Twenty-two health organizations have called jointly on the state to hike its tax on a 20-pack of cigarettes from $1 to $3. That seems extreme, considering that Hoosier smokers currently pay an average of $5.75 for a pack. Add two more dollars, and the $7.75 cost would be comprised of 39% excise tax, not to mention the 7% state sales tax.

House Bill 1434, authored by state Rep. Julie Olthoff, R-Crown Point, takes a more reasonable approach. It would add $1 per pack to the cigarette tax. HB 1434 would also impose an 8-cent tax per milliliter on e-liquids containing nicotine.

Olthoff’s bill would nudge Indiana’s cigarette tax closer to the middle of the Midwestern pack. Illinois’ cigarette tax is $2.98, while Michigan charges $2, Ohio $1.60 and Kentucky $1.10. The average state cigarette tax is $1.89.

The $1 increase in Indiana, which hasn’t raised its cigarette tax since 2007, would generate about $175 million in revenue that could be channeled to public health care, where the state’s spending ranks 48th nationally. The new revenue could be used for smoking cessation efforts, as well as other health initiatives to deal with the pandemic and to address Indiana’s litany of health concerns, including maternal and neonatal care.
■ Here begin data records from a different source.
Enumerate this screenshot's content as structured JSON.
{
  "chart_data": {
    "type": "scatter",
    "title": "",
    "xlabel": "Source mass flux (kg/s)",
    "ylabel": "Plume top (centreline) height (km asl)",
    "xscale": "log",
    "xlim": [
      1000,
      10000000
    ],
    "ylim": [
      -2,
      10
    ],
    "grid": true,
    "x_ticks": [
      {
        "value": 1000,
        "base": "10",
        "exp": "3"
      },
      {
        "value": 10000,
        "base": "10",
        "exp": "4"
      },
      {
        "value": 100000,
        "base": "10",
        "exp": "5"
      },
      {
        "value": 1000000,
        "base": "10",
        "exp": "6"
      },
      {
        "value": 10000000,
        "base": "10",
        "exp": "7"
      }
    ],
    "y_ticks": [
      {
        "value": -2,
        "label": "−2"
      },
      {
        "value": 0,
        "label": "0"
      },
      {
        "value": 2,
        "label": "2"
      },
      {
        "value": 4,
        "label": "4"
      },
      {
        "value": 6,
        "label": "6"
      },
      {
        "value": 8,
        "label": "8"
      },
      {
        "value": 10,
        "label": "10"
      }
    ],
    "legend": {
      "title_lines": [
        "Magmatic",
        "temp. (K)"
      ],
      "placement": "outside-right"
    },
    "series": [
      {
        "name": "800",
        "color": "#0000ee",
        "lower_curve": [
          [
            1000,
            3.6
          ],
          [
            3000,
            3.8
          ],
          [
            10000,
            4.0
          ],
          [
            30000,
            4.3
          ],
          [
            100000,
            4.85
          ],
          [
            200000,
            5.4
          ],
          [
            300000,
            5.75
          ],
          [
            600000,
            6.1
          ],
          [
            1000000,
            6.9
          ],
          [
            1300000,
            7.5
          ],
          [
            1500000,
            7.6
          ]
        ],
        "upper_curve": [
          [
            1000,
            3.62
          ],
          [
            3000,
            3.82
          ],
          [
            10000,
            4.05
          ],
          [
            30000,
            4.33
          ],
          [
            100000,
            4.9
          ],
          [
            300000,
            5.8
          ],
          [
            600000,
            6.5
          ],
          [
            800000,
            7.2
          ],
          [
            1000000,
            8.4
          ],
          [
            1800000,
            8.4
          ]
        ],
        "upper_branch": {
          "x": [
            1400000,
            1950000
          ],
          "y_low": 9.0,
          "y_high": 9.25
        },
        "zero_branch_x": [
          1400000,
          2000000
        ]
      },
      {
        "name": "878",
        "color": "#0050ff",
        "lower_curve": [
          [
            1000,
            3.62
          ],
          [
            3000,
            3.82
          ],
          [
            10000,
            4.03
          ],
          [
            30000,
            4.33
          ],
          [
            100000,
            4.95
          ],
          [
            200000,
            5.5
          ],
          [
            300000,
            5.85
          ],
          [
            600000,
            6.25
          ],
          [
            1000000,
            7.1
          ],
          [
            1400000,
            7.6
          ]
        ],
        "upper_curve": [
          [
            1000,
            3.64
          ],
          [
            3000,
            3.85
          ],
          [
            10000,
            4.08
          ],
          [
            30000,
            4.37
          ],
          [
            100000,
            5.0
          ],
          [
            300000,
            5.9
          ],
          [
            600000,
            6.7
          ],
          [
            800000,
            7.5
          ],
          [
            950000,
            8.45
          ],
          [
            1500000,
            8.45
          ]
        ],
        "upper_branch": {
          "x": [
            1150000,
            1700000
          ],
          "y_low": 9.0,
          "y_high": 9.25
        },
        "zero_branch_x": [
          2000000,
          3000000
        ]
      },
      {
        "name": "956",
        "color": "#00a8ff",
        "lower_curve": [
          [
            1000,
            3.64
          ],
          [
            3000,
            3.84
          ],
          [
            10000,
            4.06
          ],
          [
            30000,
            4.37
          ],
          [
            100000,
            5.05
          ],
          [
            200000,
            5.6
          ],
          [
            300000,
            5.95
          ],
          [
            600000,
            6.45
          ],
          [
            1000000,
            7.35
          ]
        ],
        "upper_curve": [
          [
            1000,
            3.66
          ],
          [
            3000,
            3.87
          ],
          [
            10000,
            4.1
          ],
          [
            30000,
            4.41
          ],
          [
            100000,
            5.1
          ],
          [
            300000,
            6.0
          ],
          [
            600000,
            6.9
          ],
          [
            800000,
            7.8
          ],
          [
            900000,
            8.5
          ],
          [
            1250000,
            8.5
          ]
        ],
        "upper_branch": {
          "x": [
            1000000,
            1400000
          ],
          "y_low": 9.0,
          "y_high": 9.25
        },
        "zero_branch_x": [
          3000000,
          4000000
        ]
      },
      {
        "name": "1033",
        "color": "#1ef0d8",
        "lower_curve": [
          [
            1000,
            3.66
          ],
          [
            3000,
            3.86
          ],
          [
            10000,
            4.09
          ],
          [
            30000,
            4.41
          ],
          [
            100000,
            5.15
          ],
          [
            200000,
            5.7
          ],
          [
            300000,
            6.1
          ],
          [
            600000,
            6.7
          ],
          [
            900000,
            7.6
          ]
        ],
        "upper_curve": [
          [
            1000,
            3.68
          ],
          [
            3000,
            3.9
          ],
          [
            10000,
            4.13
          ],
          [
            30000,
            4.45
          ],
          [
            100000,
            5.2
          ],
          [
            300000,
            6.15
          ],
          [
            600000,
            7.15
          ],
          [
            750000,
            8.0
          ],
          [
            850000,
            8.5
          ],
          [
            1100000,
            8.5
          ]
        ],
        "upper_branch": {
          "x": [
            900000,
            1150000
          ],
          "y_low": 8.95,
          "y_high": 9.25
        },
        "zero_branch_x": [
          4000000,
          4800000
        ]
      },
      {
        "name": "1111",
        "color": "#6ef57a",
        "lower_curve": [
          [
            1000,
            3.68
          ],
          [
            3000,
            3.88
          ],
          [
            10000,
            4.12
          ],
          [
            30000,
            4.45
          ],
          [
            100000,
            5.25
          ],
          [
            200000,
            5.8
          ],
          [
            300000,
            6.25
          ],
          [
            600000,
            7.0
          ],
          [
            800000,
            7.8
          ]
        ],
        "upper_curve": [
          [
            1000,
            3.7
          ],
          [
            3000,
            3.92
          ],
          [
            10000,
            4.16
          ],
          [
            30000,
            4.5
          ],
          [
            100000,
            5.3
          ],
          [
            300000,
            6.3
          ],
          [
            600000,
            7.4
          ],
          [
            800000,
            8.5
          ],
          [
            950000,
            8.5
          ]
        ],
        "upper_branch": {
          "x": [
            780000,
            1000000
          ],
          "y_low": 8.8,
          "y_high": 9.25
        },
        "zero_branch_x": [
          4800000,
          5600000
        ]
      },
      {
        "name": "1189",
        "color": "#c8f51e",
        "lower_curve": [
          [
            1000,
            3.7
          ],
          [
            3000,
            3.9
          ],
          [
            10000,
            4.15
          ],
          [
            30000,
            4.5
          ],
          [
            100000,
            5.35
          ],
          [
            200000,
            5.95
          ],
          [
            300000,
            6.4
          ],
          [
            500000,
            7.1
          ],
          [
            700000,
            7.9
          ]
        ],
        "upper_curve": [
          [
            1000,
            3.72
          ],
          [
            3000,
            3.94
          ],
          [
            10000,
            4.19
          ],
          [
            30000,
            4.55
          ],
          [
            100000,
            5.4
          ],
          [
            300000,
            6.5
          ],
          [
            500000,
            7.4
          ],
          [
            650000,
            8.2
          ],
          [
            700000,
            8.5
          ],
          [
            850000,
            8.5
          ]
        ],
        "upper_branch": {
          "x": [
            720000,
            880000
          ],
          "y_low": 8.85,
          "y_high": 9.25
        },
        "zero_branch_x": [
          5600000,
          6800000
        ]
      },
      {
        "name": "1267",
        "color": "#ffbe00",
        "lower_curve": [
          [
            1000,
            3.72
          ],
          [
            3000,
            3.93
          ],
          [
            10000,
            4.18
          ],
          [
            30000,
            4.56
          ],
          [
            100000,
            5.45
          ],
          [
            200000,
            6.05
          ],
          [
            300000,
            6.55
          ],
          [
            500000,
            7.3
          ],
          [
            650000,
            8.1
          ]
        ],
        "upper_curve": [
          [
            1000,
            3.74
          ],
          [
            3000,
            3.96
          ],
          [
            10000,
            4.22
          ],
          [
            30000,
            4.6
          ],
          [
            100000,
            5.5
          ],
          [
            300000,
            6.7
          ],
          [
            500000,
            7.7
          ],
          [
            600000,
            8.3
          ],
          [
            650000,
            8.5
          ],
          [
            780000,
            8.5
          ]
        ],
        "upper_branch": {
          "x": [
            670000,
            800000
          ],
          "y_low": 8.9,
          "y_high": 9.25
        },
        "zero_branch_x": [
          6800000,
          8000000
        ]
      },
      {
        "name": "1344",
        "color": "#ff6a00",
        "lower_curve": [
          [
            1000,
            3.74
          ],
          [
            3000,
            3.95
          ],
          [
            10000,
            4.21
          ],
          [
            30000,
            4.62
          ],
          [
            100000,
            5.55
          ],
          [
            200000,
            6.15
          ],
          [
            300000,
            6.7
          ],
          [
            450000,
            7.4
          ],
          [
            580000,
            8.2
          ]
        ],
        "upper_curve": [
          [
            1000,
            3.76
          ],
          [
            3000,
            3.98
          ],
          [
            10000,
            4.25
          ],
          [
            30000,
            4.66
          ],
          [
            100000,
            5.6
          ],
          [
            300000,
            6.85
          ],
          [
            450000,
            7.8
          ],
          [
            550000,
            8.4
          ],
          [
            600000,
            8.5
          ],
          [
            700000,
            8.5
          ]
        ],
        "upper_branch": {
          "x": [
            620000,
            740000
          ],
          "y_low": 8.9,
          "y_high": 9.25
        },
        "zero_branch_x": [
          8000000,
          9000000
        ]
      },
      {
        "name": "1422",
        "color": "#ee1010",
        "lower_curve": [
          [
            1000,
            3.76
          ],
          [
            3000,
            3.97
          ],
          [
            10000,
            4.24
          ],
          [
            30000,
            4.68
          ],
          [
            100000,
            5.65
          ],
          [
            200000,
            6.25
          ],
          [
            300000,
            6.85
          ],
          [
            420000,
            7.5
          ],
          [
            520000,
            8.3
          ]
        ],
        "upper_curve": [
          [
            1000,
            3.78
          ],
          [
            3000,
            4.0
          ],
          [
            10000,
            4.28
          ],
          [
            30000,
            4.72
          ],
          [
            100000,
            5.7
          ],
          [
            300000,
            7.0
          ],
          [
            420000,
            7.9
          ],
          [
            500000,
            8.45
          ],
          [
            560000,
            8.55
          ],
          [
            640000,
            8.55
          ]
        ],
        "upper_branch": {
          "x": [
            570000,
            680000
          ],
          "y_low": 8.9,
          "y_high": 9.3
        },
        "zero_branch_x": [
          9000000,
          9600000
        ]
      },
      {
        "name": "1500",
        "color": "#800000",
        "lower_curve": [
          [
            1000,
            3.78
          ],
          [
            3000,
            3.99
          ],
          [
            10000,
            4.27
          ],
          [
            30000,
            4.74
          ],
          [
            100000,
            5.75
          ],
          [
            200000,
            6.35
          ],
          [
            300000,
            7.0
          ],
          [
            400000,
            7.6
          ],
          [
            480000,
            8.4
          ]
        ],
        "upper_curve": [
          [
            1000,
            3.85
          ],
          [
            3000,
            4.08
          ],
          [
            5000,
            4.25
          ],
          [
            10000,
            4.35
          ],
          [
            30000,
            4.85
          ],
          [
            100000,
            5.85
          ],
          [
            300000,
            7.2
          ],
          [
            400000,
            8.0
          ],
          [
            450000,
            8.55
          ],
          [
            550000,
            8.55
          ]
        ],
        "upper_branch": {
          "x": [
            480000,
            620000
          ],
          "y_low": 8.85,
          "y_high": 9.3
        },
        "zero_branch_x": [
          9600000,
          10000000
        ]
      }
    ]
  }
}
Studies have shown that the cost of a pack of cigarettes does discourage some smokers from lighting up.

Research reported in the publication Epidemiology in 2017 found that a $1 increase in the price of a pack of cigarettes prompts a 20% decrease in cigarette purchases.

The proposed $1 per pack increase in Indiana’s cigarette tax would cost three-pack-a-week Hoosier smokers, who currently pay about $900 a year to support their habit, an additional $160 annually. While that amount wouldn’t break the bank for most, it might be yet another factor encouraging them to quit tobacco.

The stakes are high. More than 1,100 Hoosiers die each year from smoking and about 1,400 die of exposure to secondhand smoke, according to the U.S. Centers for Disease Control and Prevention.

The economic cost of smoking is colossal, as well.

Smoking-related illnesses demand almost $170 billion for direct medical care annually across the country, according to the CDC. Indiana is hit harder than most. Nineteen percent of Hoosier adults smoke, exceeding the national average of 16%.

Given the staggering costs and the need for better funding of public health care in Indiana, the General Assembly should move decisively to pass HB 1434 and raise the cigarette tax for the first time in 14 years.